If Happy Ever After Did Exist...



Kau datang lagi. Berdiri di depan pintu rumahku dengan wajah tampanmu yang selalu terlihat menyebalkan. Dan lebih menyebalkan lagi, aku menyukai wajah itu. Kau tersenyum, tapi tanpa bicara. Buatku, senyuman itu berarti banyak hal. Hanya saja, aku tak tahu pasti yang mana yang sedang kau tunjukkan saat ini. Kau, pria dengan sejuta ekspresi wajah. Aku benci itu.

Mungkin seharusnya aku langsung menghambur ke dalam pelukanmu, menikmati rasa mint dari bibirmu, dan membiarkan aroma aftershave itu menerobos masuk lubang hidungku. Tapi itu tidak terjadi. Yang ada saat ini, aku hanya memandang dirimu dengan pertanyaan besar, mengapa. Dan kau, Aaron, lagi-lagi aku tidak bisa membaca ekspresi wajahmu. Apakah kau sedang menunjukkan rasa rindu yang begitu besar kepadaku? Ataukah kau hanya ingin memastikan apakah aku merindukanmu dengan benar? Atau yang terakhir - yang paling aku benci dan tak kuharapkan terjadi - kau ingin memberitahu aku bahwa kau baik-baik saja tanpaku.

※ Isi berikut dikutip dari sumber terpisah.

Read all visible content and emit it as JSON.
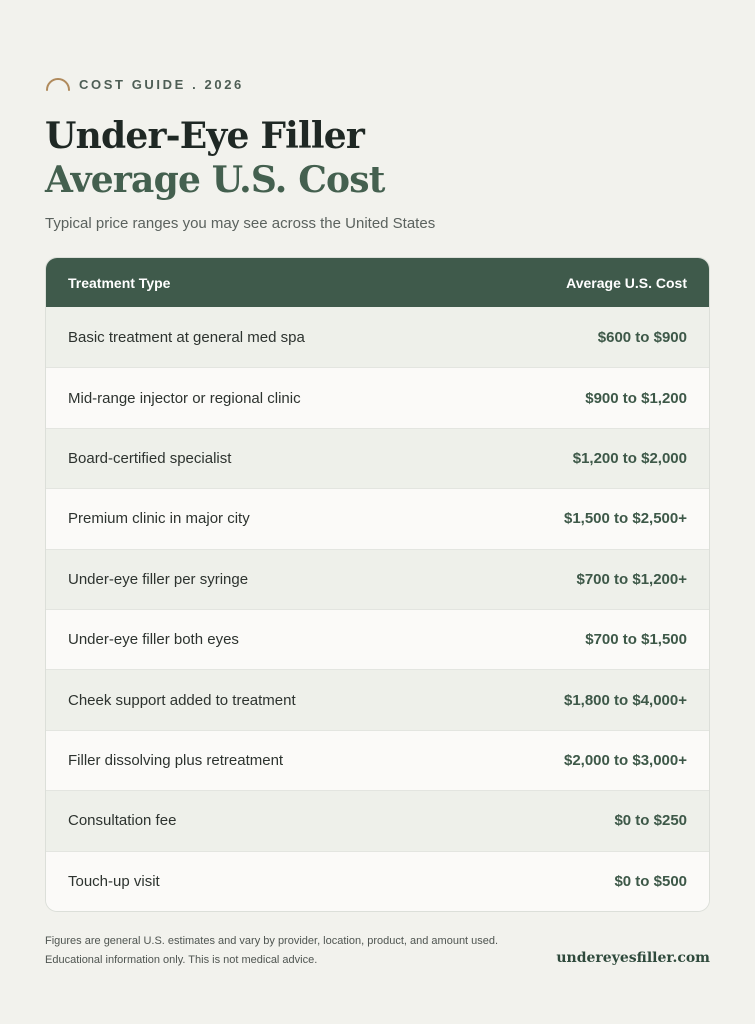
{
  "header": {
    "eyebrow": "COST GUIDE . 2026",
    "title_line1": "Under-Eye Filler",
    "title_line2": "Average U.S. Cost",
    "subtitle": "Typical price ranges you may see across the United States"
  },
  "table": {
    "columns": [
      "Treatment Type",
      "Average U.S. Cost"
    ],
    "rows": [
      {
        "treatment": "Basic treatment at general med spa",
        "cost": "$600 to $900"
      },
      {
        "treatment": "Mid-range injector or regional clinic",
        "cost": "$900 to $1,200"
      },
      {
        "treatment": "Board-certified specialist",
        "cost": "$1,200 to $2,000"
      },
      {
        "treatment": "Premium clinic in major city",
        "cost": "$1,500 to $2,500+"
      },
      {
        "treatment": "Under-eye filler per syringe",
        "cost": "$700 to $1,200+"
      },
      {
        "treatment": "Under-eye filler both eyes",
        "cost": "$700 to $1,500"
      },
      {
        "treatment": "Cheek support added to treatment",
        "cost": "$1,800 to $4,000+"
      },
      {
        "treatment": "Filler dissolving plus retreatment",
        "cost": "$2,000 to $3,000+"
      },
      {
        "treatment": "Consultation fee",
        "cost": "$0 to $250"
      },
      {
        "treatment": "Touch-up visit",
        "cost": "$0 to $500"
      }
    ]
  },
  "footer": {
    "note_line1": "Figures are general U.S. estimates and vary by provider, location, product, and amount used.",
    "note_line2": "Educational information only. This is not medical advice.",
    "website": "undereyesfiller.com"
  },
  "colors": {
    "background": "#f2f2ed",
    "header_green": "#3f5a4b",
    "accent_gold": "#b08a5c",
    "title_green": "#44604f"
  },
  "icons": {
    "eyebrow": "arc-icon"
  }
}
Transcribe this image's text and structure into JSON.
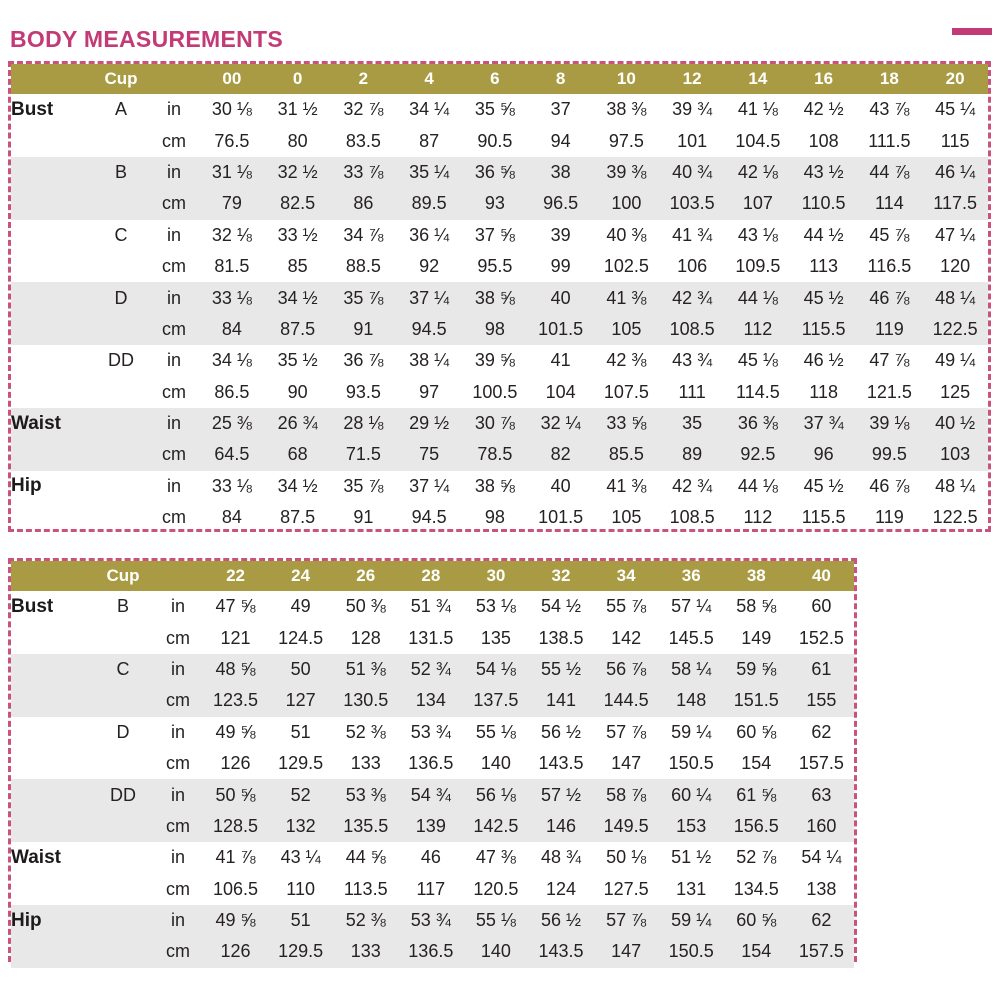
{
  "title": "BODY MEASUREMENTS",
  "colors": {
    "accent_pink": "#c23b76",
    "dashed_border_pink": "#c9537f",
    "header_olive": "#a89b43",
    "header_text": "#ffffff",
    "row_shade_gray": "#e9e8e8",
    "body_text": "#262223"
  },
  "units": {
    "inches": "in",
    "centimeters": "cm"
  },
  "tables": [
    {
      "name": "sizes-00-20",
      "cup_header": "Cup",
      "sizes": [
        "00",
        "0",
        "2",
        "4",
        "6",
        "8",
        "10",
        "12",
        "14",
        "16",
        "18",
        "20"
      ],
      "rows": [
        {
          "label": "Bust",
          "cup": "A",
          "shade": false,
          "in": [
            "30 ⅛",
            "31 ½",
            "32 ⅞",
            "34 ¼",
            "35 ⅝",
            "37",
            "38 ⅜",
            "39 ¾",
            "41 ⅛",
            "42 ½",
            "43 ⅞",
            "45 ¼"
          ],
          "cm": [
            "76.5",
            "80",
            "83.5",
            "87",
            "90.5",
            "94",
            "97.5",
            "101",
            "104.5",
            "108",
            "111.5",
            "115"
          ]
        },
        {
          "label": "",
          "cup": "B",
          "shade": true,
          "in": [
            "31 ⅛",
            "32 ½",
            "33 ⅞",
            "35 ¼",
            "36 ⅝",
            "38",
            "39 ⅜",
            "40 ¾",
            "42 ⅛",
            "43 ½",
            "44 ⅞",
            "46 ¼"
          ],
          "cm": [
            "79",
            "82.5",
            "86",
            "89.5",
            "93",
            "96.5",
            "100",
            "103.5",
            "107",
            "110.5",
            "114",
            "117.5"
          ]
        },
        {
          "label": "",
          "cup": "C",
          "shade": false,
          "in": [
            "32 ⅛",
            "33 ½",
            "34 ⅞",
            "36 ¼",
            "37 ⅝",
            "39",
            "40 ⅜",
            "41 ¾",
            "43 ⅛",
            "44 ½",
            "45 ⅞",
            "47 ¼"
          ],
          "cm": [
            "81.5",
            "85",
            "88.5",
            "92",
            "95.5",
            "99",
            "102.5",
            "106",
            "109.5",
            "113",
            "116.5",
            "120"
          ]
        },
        {
          "label": "",
          "cup": "D",
          "shade": true,
          "in": [
            "33 ⅛",
            "34 ½",
            "35 ⅞",
            "37 ¼",
            "38 ⅝",
            "40",
            "41 ⅜",
            "42 ¾",
            "44 ⅛",
            "45 ½",
            "46 ⅞",
            "48 ¼"
          ],
          "cm": [
            "84",
            "87.5",
            "91",
            "94.5",
            "98",
            "101.5",
            "105",
            "108.5",
            "112",
            "115.5",
            "119",
            "122.5"
          ]
        },
        {
          "label": "",
          "cup": "DD",
          "shade": false,
          "in": [
            "34 ⅛",
            "35 ½",
            "36 ⅞",
            "38 ¼",
            "39 ⅝",
            "41",
            "42 ⅜",
            "43 ¾",
            "45 ⅛",
            "46 ½",
            "47 ⅞",
            "49 ¼"
          ],
          "cm": [
            "86.5",
            "90",
            "93.5",
            "97",
            "100.5",
            "104",
            "107.5",
            "111",
            "114.5",
            "118",
            "121.5",
            "125"
          ]
        },
        {
          "label": "Waist",
          "cup": "",
          "shade": true,
          "in": [
            "25 ⅜",
            "26 ¾",
            "28 ⅛",
            "29 ½",
            "30 ⅞",
            "32 ¼",
            "33 ⅝",
            "35",
            "36 ⅜",
            "37 ¾",
            "39 ⅛",
            "40 ½"
          ],
          "cm": [
            "64.5",
            "68",
            "71.5",
            "75",
            "78.5",
            "82",
            "85.5",
            "89",
            "92.5",
            "96",
            "99.5",
            "103"
          ]
        },
        {
          "label": "Hip",
          "cup": "",
          "shade": false,
          "in": [
            "33 ⅛",
            "34 ½",
            "35 ⅞",
            "37 ¼",
            "38 ⅝",
            "40",
            "41 ⅜",
            "42 ¾",
            "44 ⅛",
            "45 ½",
            "46 ⅞",
            "48 ¼"
          ],
          "cm": [
            "84",
            "87.5",
            "91",
            "94.5",
            "98",
            "101.5",
            "105",
            "108.5",
            "112",
            "115.5",
            "119",
            "122.5"
          ]
        }
      ]
    },
    {
      "name": "sizes-22-40",
      "cup_header": "Cup",
      "sizes": [
        "22",
        "24",
        "26",
        "28",
        "30",
        "32",
        "34",
        "36",
        "38",
        "40"
      ],
      "rows": [
        {
          "label": "Bust",
          "cup": "B",
          "shade": false,
          "in": [
            "47 ⅝",
            "49",
            "50 ⅜",
            "51 ¾",
            "53 ⅛",
            "54 ½",
            "55 ⅞",
            "57 ¼",
            "58 ⅝",
            "60"
          ],
          "cm": [
            "121",
            "124.5",
            "128",
            "131.5",
            "135",
            "138.5",
            "142",
            "145.5",
            "149",
            "152.5"
          ]
        },
        {
          "label": "",
          "cup": "C",
          "shade": true,
          "in": [
            "48 ⅝",
            "50",
            "51 ⅜",
            "52 ¾",
            "54 ⅛",
            "55 ½",
            "56 ⅞",
            "58 ¼",
            "59 ⅝",
            "61"
          ],
          "cm": [
            "123.5",
            "127",
            "130.5",
            "134",
            "137.5",
            "141",
            "144.5",
            "148",
            "151.5",
            "155"
          ]
        },
        {
          "label": "",
          "cup": "D",
          "shade": false,
          "in": [
            "49 ⅝",
            "51",
            "52 ⅜",
            "53 ¾",
            "55 ⅛",
            "56 ½",
            "57 ⅞",
            "59 ¼",
            "60 ⅝",
            "62"
          ],
          "cm": [
            "126",
            "129.5",
            "133",
            "136.5",
            "140",
            "143.5",
            "147",
            "150.5",
            "154",
            "157.5"
          ]
        },
        {
          "label": "",
          "cup": "DD",
          "shade": true,
          "in": [
            "50 ⅝",
            "52",
            "53 ⅜",
            "54 ¾",
            "56 ⅛",
            "57 ½",
            "58 ⅞",
            "60 ¼",
            "61 ⅝",
            "63"
          ],
          "cm": [
            "128.5",
            "132",
            "135.5",
            "139",
            "142.5",
            "146",
            "149.5",
            "153",
            "156.5",
            "160"
          ]
        },
        {
          "label": "Waist",
          "cup": "",
          "shade": false,
          "in": [
            "41 ⅞",
            "43 ¼",
            "44 ⅝",
            "46",
            "47 ⅜",
            "48 ¾",
            "50 ⅛",
            "51 ½",
            "52 ⅞",
            "54 ¼"
          ],
          "cm": [
            "106.5",
            "110",
            "113.5",
            "117",
            "120.5",
            "124",
            "127.5",
            "131",
            "134.5",
            "138"
          ]
        },
        {
          "label": "Hip",
          "cup": "",
          "shade": true,
          "in": [
            "49 ⅝",
            "51",
            "52 ⅜",
            "53 ¾",
            "55 ⅛",
            "56 ½",
            "57 ⅞",
            "59 ¼",
            "60 ⅝",
            "62"
          ],
          "cm": [
            "126",
            "129.5",
            "133",
            "136.5",
            "140",
            "143.5",
            "147",
            "150.5",
            "154",
            "157.5"
          ]
        }
      ]
    }
  ]
}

Ah, itu menyakitkan, Aaron.

Hallo, SerenaLong time no see, huh?!” katamu dengan nada cuek yang menjengkelkan.

Where have you been?” tanyaku dengan malas.

Going somewhere.”

“Aku senang kau masih ingat jalan ke rumahku.” Kali ini aku ingin membuktikan padanya bahwa akulah yang baik-baik saja tanpa diriya.

Yeah…. I want to see you. Boleh aku masuk? Kita perlu bicara.”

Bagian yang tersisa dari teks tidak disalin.